吾一はある時、先輩から、”お月様はなぜ落ちてこないのか、、、”と幼児に尋ねられ、考えた末、”お月様は一人ではさびしいので他のお星さまやお日様と手をつないでいるのだよ、、、”と答えたのだという話を聞かされた。その時吾一は、それまでの自分の生き方の根本が大きく揺さぶられ、名前の吾ひとりではいけない。いろんな人と協力していかねばならぬことに気付かされた。そして元担任と再会の折、そのことを話すと、元担任は、”以前は俺がお前に教えたのだが、今はお前から教わるようになったな、、、”と述べるくだりである、、、。原本にあたってみたが見当たらず、もしかしたらその放送作家の脚色だったのかもしれないが、、、。いずれにしても教師と生徒のかかわりを問う重大な内容が秘められていると思う、つまり師を超える生徒を育てるのが教える立場に立つ者の務め、そして師を超えた生徒からの教えを受容できる度量、”後生畏るべし”を実感できることが師という立場に立った者の芯の喜びではないだろうか、、、。このような師弟関係が成り立つには松下村塾の場合を見てもわかるようにf、一方に厳しさと愛情、他方に素直さと耐性、それらが相まって、真の教育活動が実現するのであろう。
より卑近な例として、子どもの頃は母から聞いた祖母についての話、つまり、”嫁と姑”のかかわりの事例も大いに参考になると思う、 母が嫁に来たばかりのこと、若嫁教育の手始めなのだろう、ある日、祖母は母に浴衣の洗濯を命じた。洗い終え、干して乾いてからきちんとたたみ、差し出したところ、ちょっと摘まんだだけで。もう一度洗いなおせと投げ返したそうだ。どこかにシミでも残っているのかあちこち眺め直し洗い直し、同じように差し出したところ、前回と同じように投げ返す。三度洗いなおす中で、袂の裏に小ゴミがあることに気づき袂を裏返しにして流し去り、お同じように差し出したところ、”良し”の一言で一件落着を迎えたのこと、悪しき慣習としての”姑の嫁いびり”なのだろうか、形は同じ、”いびり”でも、”三つ子の魂百まで”との諺にもあるように、乳幼児の教育に一番多くかかわる母親の感性、気付き等の生きて働く力の育成につながる教育なのではないだろうか。
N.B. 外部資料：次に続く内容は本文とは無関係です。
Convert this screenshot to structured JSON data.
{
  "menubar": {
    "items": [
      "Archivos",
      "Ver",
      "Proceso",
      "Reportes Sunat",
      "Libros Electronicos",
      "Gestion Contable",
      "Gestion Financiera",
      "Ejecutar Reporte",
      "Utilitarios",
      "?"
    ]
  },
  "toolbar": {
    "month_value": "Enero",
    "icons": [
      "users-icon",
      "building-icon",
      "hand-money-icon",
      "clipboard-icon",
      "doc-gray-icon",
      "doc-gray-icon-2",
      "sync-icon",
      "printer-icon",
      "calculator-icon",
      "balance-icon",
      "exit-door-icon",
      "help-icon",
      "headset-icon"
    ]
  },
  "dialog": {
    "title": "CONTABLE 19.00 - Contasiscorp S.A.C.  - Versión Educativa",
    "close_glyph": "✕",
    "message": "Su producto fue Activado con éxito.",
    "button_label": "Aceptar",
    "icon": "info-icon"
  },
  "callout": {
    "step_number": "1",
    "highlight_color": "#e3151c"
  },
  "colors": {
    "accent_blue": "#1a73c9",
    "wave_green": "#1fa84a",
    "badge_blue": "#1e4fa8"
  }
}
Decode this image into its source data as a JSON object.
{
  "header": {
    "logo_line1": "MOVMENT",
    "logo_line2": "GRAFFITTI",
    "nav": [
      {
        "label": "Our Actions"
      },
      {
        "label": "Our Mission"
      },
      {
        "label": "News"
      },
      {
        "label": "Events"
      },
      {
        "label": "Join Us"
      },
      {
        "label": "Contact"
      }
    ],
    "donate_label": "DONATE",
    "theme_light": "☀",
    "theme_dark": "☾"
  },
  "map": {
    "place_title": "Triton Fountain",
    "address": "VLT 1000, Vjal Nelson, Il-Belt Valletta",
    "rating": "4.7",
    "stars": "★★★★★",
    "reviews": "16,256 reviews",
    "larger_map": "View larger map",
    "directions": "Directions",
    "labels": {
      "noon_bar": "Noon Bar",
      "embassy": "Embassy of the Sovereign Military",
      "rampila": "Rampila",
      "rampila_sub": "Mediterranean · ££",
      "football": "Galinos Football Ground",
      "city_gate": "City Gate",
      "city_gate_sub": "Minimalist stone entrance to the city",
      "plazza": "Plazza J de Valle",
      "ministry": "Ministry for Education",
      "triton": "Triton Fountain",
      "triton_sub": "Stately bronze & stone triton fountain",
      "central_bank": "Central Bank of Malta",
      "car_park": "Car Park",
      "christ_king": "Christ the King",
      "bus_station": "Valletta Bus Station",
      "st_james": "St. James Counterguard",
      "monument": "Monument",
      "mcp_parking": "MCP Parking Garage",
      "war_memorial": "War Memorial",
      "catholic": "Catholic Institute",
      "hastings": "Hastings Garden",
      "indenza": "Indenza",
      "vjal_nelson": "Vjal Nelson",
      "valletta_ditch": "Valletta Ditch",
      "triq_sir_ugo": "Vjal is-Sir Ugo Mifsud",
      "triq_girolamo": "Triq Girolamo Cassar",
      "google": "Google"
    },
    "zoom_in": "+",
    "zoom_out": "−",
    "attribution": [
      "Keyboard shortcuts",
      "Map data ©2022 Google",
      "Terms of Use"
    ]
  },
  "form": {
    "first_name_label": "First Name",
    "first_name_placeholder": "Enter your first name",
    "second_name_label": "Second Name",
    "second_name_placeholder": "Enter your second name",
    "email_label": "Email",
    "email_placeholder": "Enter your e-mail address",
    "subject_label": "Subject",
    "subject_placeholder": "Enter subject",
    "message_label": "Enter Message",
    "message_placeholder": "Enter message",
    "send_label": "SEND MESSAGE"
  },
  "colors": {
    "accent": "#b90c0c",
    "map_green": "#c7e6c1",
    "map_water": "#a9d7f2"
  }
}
二度も投げ戻し、三度めに”よし”と言ってほめたのは、どこかでじっと洗うさまを見ていたのだし、母も明治生まれとはいえよく我慢したものだ。今ではとても考えられない仕打ちと辛抱である。
昨今の学校教育が。様々な批判を受け、”教えてはいるけど育てていなぃ、、、”と言われても否定はできないだろう。”洗っておけ”と命じるだけでその見守り、見届けがなく、その逆に、”袂の裏には小さなゴミが残っているから裏返しにしてよく洗うのだよ”と教えてしまう。教わった方は、その教わったことはできても、果たして、その他のことに応用できるであろうか、、、”知識は体験を経ないと知恵にはならない”と言われるように、祖母は己の知識を母に体験を強いることによって母の知恵にまで高めてくれたのだと思う。。。